- Theatrical release poster
- Hangul: 방탄소년단 옛 투 컴 인 시네마
- RR: Bangtansonyeondan yet tu keom in sinema
- MR: Pangt'ansonyŏndan yet t'u k'ŏm in sinema
- Directed by: Oh Yoon-dong
- Starring: RM; Jin; Suga; J-Hope; Jimin; V; Jungkook;
- Music by: BTS
- Production companies: Hybe; CJ 4DPlex; Trafalgar Releasing;
- Distributed by: Trafalgar Releasing
- Release date: February 1, 2023;
- Running time: 104 minutes
- Country: South Korea
- Language: Korean
- Box office: $53 million

= BTS: Yet to Come in Cinemas =

2023 concert film directed by Oh Yoon-dong

BTS: Yet to Come in Cinemas is a 2023 South Korean concert film directed by Oh Yoon-dong and produced by Hybe, CJ 4DPlex, and Trafalgar Releasing. It was released on February 1, 2023, in select countries, with distribution handled by Trafalgar Releasing. The film takes place during the "BTS: Yet To Come in Busan" concert at the Busan Asiad Main Stadium, in South Korea.

==Synopsis==
The 104-minute film features South Korean boy band BTS in a special cinematic cut of their "Yet To Come in Busan" concert, re-edited and remixed for movie theaters. The film features hit songs from across the group's career, including "Dynamite", "Butter" and "Idol", plus their first performance of the song "Run BTS" (Korean: 달려라 방탄), from the group's first anthology album Proof.

==Background==
The "BTS: Yet To Come in Busan" concert that was held on October 15, 2022, was their contribution to promoting Busan's bid for World Expo 2030. The free concert was a huge success and held a lot of sentimental value to fans, given that their mandatory enlistment for the military was announced two days after the concert.

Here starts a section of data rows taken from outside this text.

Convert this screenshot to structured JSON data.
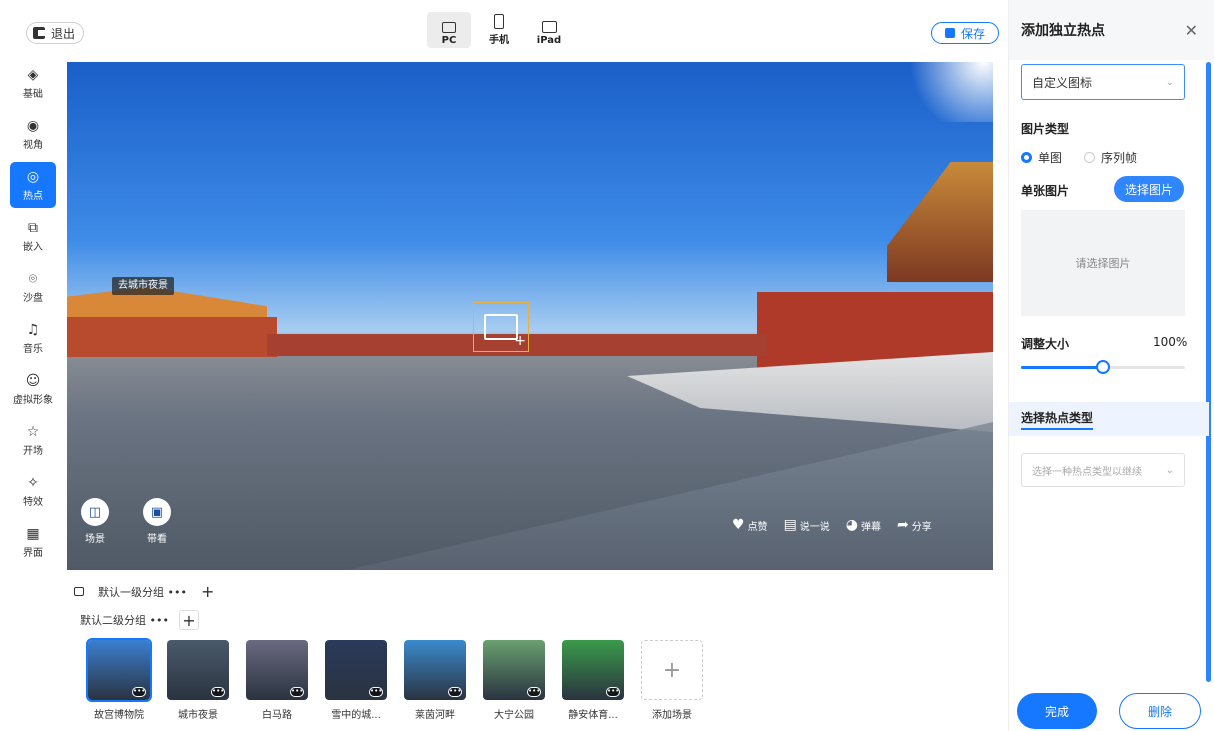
{
  "topbar": {
    "exit_label": "退出",
    "devices": [
      {
        "label": "PC"
      },
      {
        "label": "手机"
      },
      {
        "label": "iPad"
      }
    ],
    "save_label": "保存"
  },
  "leftnav": {
    "items": [
      {
        "label": "基础",
        "icon": "layers-icon"
      },
      {
        "label": "视角",
        "icon": "eye-icon"
      },
      {
        "label": "热点",
        "icon": "target-icon"
      },
      {
        "label": "嵌入",
        "icon": "embed-icon"
      },
      {
        "label": "沙盘",
        "icon": "pin-icon"
      },
      {
        "label": "音乐",
        "icon": "music-icon"
      },
      {
        "label": "虚拟形象",
        "icon": "smile-icon"
      },
      {
        "label": "开场",
        "icon": "star-icon"
      },
      {
        "label": "特效",
        "icon": "wand-icon"
      },
      {
        "label": "界面",
        "icon": "grid-icon"
      }
    ],
    "active_index": 2
  },
  "viewport": {
    "scene_tag": "去城市夜景",
    "left_buttons": [
      {
        "label": "场景"
      },
      {
        "label": "带看"
      }
    ],
    "social": [
      {
        "label": "点赞"
      },
      {
        "label": "说一说"
      },
      {
        "label": "弹幕"
      },
      {
        "label": "分享"
      }
    ]
  },
  "strip": {
    "group1": "默认一级分组 •••",
    "group2": "默认二级分组 •••",
    "scenes": [
      {
        "label": "故宫博物院",
        "color": "#3a7fd0"
      },
      {
        "label": "城市夜景",
        "color": "#4a5a6a"
      },
      {
        "label": "白马路",
        "color": "#6a6a80"
      },
      {
        "label": "雪中的城...",
        "color": "#2a3a5a"
      },
      {
        "label": "莱茵河畔",
        "color": "#3a8acc"
      },
      {
        "label": "大宁公园",
        "color": "#6aa070"
      },
      {
        "label": "静安体育...",
        "color": "#3a9a4a"
      }
    ],
    "add_label": "添加场景"
  },
  "panel": {
    "title": "添加独立热点",
    "icon_select": "自定义图标",
    "image_type_label": "图片类型",
    "radio_single": "单图",
    "radio_sequence": "序列帧",
    "single_image_label": "单张图片",
    "pick_image": "选择图片",
    "placeholder": "请选择图片",
    "size_label": "调整大小",
    "size_value": "100%",
    "hotspot_type_label": "选择热点类型",
    "hotspot_type_placeholder": "选择一种热点类型以继续",
    "done": "完成",
    "delete": "删除"
  },
  "colors": {
    "accent": "#1677ff"
  }
}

The film was first announced on December 20, 2022, with tickets going on sale on January 10 and 11. The trailer for the film was released on January 16, 2023. The film was officially released on February 1, 2023, in 110 countries.

==Reception==
===Box office===
Following the film release, it was reported that BTS: Yet to Come in Cinemas was the highest-grossing event cinema release worldwide, reaching $53 million, after previously reaching $40 million.